Libri Magazine - Lunedì 18 gennaio 2010

Il reato di scrivere

Magazine - Inventava spettacoli inesistenti oppure scriveva pezzi diritti al cuore sul teatro a cui odiava andare. Era argentino ma sapeva scrivere in un italiano di seta, come nessun altro. Amava Wittgenstein, leggeva con voracità la rivista Scientific American, era poeta con mille occhi e compagna fissa la solitudine. Era J. Rodolfo Wilcock e l'opera in scaglie pubblicata oggi da Adelphi è Il reato di scrivere (Adelphii, 2010, pag. 88, 6 Eu), una sorta di summa ragionata ed esistenziale della critica letteraria.

Ingegnere civile che sapeva tradurre da quasi ogni lingua (magistrale quella in spagnolo dal The Finnegans Wake di Joyce), scelse di scrivere in italiano perché era la lingua più vicina al latino: la riteneva infinitamente superiore all'inglese, lingua folcloristica. E dove gli sembrava di giocare a scacchi con un sol cavallo e senza torri.

Il reato di scrivere è un manifesto di sincerità corrosiva. È la traduzione in parole della sua magnifica voglia irrefrenabile di dire le cose dispiacendo agli altri. E di spaventare tutte le frasi di circostanza con il pungolo dell'intelligenza. Una lama per pagina. Una ferita ad ogni frase.

Per far intendere come si cerchi di ridicolizzare un giovane scrittore fa l'esempio di Napoleone, portato a cacciare dei conigli che scambia per lepri. Queste sarebbero le novelle ed i racconti. Così, quando lo scrittore verrà persuaso a scrivere un romanzo, scambierà un maiale per un cinghiale selvatico.

Sui premi letterari dice a cuore sciolto quale sia il meccanismo «dell'ambiente falsamente detto umanistico»: se A, B e C, sono tre scrittori e si presentano ad un premio letterario, «la giuria ragionerà così: Benché A sia più grande di B e B più grande di C (grande è migliore scrittore), noi siamo purtroppo costretti a dichiarare che il più grande dei tre è B, perché l'anno scorso non ha ricevuto alcun premio letterario, perché gli altri due scrivono su uno dei quattro giornali rimasti in Italia sgraditi alla sinistra, o perché il figlio di B ha fatto un film che è molto piaciuto ai sindacati».

Il pezzo si intitola La corruzione dei premi e prende le mosse da un articolo breve senza firma apparso sul settimanale L'Espresso di tanti anni fa: «Risulta ormai evidente che i premi letterari non vengono dati agli autori delle opere, ma soprattutto alle scuderie editoriali». È una querelle eterna che Wilcock mette in piazza come alla domenica quando c'è il sole e tutti stanno fuori dalla messa ad aspettare l'uscita per vedere se la moglie del sindaco abbia lo spacco alla gonna.

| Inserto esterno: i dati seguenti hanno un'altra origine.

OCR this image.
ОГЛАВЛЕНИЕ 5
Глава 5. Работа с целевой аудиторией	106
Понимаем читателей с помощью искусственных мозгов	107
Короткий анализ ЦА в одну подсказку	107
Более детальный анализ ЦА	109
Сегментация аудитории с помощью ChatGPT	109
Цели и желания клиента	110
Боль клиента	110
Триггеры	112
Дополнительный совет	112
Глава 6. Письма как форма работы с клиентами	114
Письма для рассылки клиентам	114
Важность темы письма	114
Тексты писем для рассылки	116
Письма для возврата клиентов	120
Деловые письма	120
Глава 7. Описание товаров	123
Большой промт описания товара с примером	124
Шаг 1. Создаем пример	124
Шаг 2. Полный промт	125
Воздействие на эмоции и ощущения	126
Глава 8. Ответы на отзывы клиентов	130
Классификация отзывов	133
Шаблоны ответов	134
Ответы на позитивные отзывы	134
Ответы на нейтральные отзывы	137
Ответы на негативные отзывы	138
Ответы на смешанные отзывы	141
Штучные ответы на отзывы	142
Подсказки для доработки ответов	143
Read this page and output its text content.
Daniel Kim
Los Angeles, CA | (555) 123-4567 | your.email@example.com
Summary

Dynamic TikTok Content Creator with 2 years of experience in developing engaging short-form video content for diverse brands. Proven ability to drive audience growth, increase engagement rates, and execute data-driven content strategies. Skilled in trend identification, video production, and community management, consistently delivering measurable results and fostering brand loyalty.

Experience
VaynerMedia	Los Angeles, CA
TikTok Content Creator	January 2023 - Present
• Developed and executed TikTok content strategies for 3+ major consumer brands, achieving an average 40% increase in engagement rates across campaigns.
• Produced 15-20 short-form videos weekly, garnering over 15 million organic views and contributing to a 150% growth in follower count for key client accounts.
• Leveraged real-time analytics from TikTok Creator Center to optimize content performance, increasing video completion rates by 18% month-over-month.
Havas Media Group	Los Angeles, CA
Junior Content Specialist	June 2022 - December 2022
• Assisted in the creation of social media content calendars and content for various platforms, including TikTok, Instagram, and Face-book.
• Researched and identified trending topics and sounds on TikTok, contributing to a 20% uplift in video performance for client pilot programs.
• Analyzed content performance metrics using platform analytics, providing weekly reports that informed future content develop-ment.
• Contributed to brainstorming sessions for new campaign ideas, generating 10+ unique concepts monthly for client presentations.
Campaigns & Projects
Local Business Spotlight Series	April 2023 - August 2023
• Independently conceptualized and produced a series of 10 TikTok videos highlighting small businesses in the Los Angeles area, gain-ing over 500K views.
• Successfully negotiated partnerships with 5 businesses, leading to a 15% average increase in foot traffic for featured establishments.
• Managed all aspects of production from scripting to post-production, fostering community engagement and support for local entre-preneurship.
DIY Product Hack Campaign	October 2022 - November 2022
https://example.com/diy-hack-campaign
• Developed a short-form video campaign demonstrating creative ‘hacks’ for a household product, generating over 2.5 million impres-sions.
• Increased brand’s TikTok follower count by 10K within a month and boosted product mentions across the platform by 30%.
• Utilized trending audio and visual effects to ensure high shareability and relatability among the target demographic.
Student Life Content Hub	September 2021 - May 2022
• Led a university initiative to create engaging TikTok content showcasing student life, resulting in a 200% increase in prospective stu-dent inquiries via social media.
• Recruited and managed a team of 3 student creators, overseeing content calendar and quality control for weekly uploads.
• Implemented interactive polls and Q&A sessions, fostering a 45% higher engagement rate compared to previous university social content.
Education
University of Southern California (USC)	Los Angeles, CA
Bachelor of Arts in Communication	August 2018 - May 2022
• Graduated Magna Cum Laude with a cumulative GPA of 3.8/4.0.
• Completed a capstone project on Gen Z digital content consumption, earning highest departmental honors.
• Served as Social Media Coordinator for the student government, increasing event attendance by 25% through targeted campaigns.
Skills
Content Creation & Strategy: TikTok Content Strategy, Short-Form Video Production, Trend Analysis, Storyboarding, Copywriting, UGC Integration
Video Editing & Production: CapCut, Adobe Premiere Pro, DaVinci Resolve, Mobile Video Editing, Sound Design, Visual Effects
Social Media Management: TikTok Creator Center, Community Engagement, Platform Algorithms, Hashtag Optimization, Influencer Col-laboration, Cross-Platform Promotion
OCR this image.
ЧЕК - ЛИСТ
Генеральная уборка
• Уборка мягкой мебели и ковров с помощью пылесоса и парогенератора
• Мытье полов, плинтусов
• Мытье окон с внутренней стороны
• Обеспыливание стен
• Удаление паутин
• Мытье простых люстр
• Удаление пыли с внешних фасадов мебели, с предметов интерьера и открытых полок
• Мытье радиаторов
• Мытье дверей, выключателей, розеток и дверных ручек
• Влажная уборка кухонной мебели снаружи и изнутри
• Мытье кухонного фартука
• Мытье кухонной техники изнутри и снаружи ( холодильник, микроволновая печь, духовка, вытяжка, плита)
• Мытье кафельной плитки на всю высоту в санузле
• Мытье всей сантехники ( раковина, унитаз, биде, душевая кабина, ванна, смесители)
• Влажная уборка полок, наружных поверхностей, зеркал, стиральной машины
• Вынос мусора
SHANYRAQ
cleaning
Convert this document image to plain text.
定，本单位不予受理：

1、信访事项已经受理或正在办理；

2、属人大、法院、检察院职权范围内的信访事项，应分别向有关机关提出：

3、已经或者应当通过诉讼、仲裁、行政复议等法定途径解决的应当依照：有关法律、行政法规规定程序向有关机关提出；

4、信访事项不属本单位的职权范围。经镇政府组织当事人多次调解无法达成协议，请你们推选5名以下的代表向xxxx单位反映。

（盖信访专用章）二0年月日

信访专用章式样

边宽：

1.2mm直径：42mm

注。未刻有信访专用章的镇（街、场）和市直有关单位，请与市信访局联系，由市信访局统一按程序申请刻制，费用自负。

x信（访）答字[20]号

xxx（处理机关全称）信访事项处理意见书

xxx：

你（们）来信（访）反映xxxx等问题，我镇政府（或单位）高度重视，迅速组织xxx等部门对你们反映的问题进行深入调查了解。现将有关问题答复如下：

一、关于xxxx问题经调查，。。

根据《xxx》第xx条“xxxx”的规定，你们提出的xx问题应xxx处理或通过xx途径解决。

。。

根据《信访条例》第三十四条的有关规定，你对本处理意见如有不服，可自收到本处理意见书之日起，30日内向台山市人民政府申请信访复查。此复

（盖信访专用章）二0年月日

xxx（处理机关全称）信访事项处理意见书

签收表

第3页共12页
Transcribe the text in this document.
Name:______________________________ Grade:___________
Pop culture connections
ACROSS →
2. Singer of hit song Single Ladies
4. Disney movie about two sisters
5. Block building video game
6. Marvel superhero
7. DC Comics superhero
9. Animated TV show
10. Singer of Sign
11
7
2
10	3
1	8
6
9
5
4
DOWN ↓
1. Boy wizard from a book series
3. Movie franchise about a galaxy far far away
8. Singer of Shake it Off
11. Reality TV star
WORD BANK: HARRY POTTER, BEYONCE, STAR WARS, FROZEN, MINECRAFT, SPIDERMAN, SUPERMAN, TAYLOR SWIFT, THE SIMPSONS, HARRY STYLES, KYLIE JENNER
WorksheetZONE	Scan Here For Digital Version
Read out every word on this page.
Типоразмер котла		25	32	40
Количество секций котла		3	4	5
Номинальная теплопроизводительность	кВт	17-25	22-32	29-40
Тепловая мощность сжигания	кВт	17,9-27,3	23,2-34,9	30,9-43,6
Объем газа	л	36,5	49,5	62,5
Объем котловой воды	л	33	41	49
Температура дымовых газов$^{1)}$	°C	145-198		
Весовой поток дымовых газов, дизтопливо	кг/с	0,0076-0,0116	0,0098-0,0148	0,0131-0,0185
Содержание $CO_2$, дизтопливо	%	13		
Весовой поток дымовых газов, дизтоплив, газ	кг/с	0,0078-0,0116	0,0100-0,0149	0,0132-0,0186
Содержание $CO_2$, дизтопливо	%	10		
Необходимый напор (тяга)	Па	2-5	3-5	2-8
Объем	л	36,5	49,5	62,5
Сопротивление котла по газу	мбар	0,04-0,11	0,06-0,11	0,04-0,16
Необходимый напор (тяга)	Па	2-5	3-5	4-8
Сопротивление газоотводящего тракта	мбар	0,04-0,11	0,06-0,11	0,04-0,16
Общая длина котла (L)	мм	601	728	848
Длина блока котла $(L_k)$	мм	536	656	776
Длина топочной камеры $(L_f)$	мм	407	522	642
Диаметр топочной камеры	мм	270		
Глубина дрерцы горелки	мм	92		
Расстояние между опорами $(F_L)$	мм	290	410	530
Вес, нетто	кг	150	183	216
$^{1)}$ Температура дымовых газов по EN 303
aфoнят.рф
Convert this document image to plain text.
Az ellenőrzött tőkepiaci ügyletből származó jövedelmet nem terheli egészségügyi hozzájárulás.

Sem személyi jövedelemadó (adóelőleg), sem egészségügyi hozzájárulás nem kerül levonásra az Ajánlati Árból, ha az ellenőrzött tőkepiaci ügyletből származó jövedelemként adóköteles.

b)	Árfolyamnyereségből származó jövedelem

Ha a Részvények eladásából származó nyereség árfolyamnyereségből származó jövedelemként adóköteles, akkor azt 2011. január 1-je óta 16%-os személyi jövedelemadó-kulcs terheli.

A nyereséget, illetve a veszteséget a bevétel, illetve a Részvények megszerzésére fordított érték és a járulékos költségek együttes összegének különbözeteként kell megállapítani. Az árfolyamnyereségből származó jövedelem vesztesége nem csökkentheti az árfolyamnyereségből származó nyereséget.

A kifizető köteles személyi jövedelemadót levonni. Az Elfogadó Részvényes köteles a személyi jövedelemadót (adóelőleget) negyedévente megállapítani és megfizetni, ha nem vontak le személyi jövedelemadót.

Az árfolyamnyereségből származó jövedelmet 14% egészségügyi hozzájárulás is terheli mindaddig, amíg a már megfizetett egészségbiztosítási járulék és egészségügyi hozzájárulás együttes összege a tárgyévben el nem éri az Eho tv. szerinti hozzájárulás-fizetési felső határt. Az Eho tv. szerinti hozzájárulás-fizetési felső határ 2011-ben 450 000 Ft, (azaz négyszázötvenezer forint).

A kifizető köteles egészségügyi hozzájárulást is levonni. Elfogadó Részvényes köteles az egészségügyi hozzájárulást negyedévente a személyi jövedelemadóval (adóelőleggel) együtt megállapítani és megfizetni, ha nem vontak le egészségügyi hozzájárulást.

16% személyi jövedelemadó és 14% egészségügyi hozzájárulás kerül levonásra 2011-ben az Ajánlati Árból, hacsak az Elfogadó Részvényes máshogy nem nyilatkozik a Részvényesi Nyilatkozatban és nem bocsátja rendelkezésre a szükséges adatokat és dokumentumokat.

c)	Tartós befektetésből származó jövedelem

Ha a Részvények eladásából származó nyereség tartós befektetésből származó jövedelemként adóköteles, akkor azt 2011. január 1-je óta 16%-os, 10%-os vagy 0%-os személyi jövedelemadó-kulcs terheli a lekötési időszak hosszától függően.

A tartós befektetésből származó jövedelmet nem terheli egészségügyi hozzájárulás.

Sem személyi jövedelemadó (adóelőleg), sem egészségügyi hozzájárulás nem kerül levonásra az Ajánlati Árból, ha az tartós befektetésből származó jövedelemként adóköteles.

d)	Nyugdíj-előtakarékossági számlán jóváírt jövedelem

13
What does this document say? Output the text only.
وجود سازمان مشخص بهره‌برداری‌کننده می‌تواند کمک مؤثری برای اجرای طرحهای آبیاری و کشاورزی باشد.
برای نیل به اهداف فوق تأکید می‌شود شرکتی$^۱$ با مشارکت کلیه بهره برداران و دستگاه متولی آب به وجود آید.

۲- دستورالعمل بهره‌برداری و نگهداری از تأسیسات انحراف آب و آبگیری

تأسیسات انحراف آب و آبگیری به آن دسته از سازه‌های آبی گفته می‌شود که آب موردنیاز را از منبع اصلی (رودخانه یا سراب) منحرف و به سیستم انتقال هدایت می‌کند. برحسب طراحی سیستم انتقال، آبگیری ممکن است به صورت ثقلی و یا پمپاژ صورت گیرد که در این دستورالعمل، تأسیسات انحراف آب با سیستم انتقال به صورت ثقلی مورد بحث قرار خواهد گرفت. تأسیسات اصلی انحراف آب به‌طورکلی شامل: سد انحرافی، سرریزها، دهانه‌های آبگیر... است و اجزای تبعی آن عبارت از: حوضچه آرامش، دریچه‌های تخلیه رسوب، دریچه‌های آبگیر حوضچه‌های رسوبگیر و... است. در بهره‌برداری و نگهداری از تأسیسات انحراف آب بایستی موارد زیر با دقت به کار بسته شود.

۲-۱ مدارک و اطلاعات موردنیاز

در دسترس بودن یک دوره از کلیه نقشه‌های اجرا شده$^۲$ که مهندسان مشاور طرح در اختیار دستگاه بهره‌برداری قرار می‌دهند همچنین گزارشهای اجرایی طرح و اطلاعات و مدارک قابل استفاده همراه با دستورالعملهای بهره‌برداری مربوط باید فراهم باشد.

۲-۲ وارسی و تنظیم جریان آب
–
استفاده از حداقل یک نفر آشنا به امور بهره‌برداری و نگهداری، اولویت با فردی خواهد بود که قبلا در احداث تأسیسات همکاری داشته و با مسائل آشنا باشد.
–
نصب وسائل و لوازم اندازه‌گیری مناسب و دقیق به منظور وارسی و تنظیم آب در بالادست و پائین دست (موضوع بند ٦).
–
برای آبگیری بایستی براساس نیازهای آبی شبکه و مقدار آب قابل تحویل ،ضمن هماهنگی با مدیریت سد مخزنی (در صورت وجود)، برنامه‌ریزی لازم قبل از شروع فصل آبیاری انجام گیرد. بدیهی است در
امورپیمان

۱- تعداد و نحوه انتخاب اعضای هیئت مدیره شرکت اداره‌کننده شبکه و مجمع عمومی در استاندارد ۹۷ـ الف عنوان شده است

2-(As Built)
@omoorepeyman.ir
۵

Sua la capacità di dire in maniera cartesiana come stanno le cose.

Mantiene sempre, però, una sorta di rilassata giustificazione scientifica delle umane miserie. È questa la vera sprezzatura: non un finto distacco, ma un effettivo disincanto che giunge alla mente dal ragionamento e dalla conoscenza scientifica. Guarda agli arrivisti come a poveri tapini destinati a pagare un prezzo altissimo, mentre scoperchia un mondo intero indicando il rimedio all'invidia degli altri scrittori: pubblicare all'estero per non alterare gli equilibri interni di una comunità che non è cambiata dalle sue origini contadine.

Wilcock scrisse per anni sul Mondo e poi su L'Espresso. Non si legò mai a nessuno in maniera stabile e tutti cercarono di far sì che le sue opinioni restassero invisibili. Arrivava a distillare le parole dandogli un effetto che sconcertava.

La sua capacità di dispiacere gli altri senza mai scottarsi divenne proverbiale. Il sito a lui dedicato contiene frasi rischiaratrici come albe nella nebbia. La cosa curiosa resta la sua capacità di amalgamare Wittgenstein con la poesia senza alterarne le rispettive qualità organolettiche, e di aver dato voce a poesie che vibrano come acqua attraversata da un brivido. Morì in Italia, a Lubriano vicino a Viterbo.

La sua visione delle lettere restò un godutissimo, personale divertimento. Incentrato sulla capacità che possiedono i poeti ed i grandi scrittori, i quali sono capaci di sostituire le orribili (perché incomprensibili ed in comprensive) persone che ci circondano con esseri immaginati e dunque comprensivi, e quindi supremamente migliori. «La felicità di un artista sta nel poter concepire, come Lewis Carroll a ottant'anni, la vita alla stregua di un dialogo tra una tartaruga ed un termometro».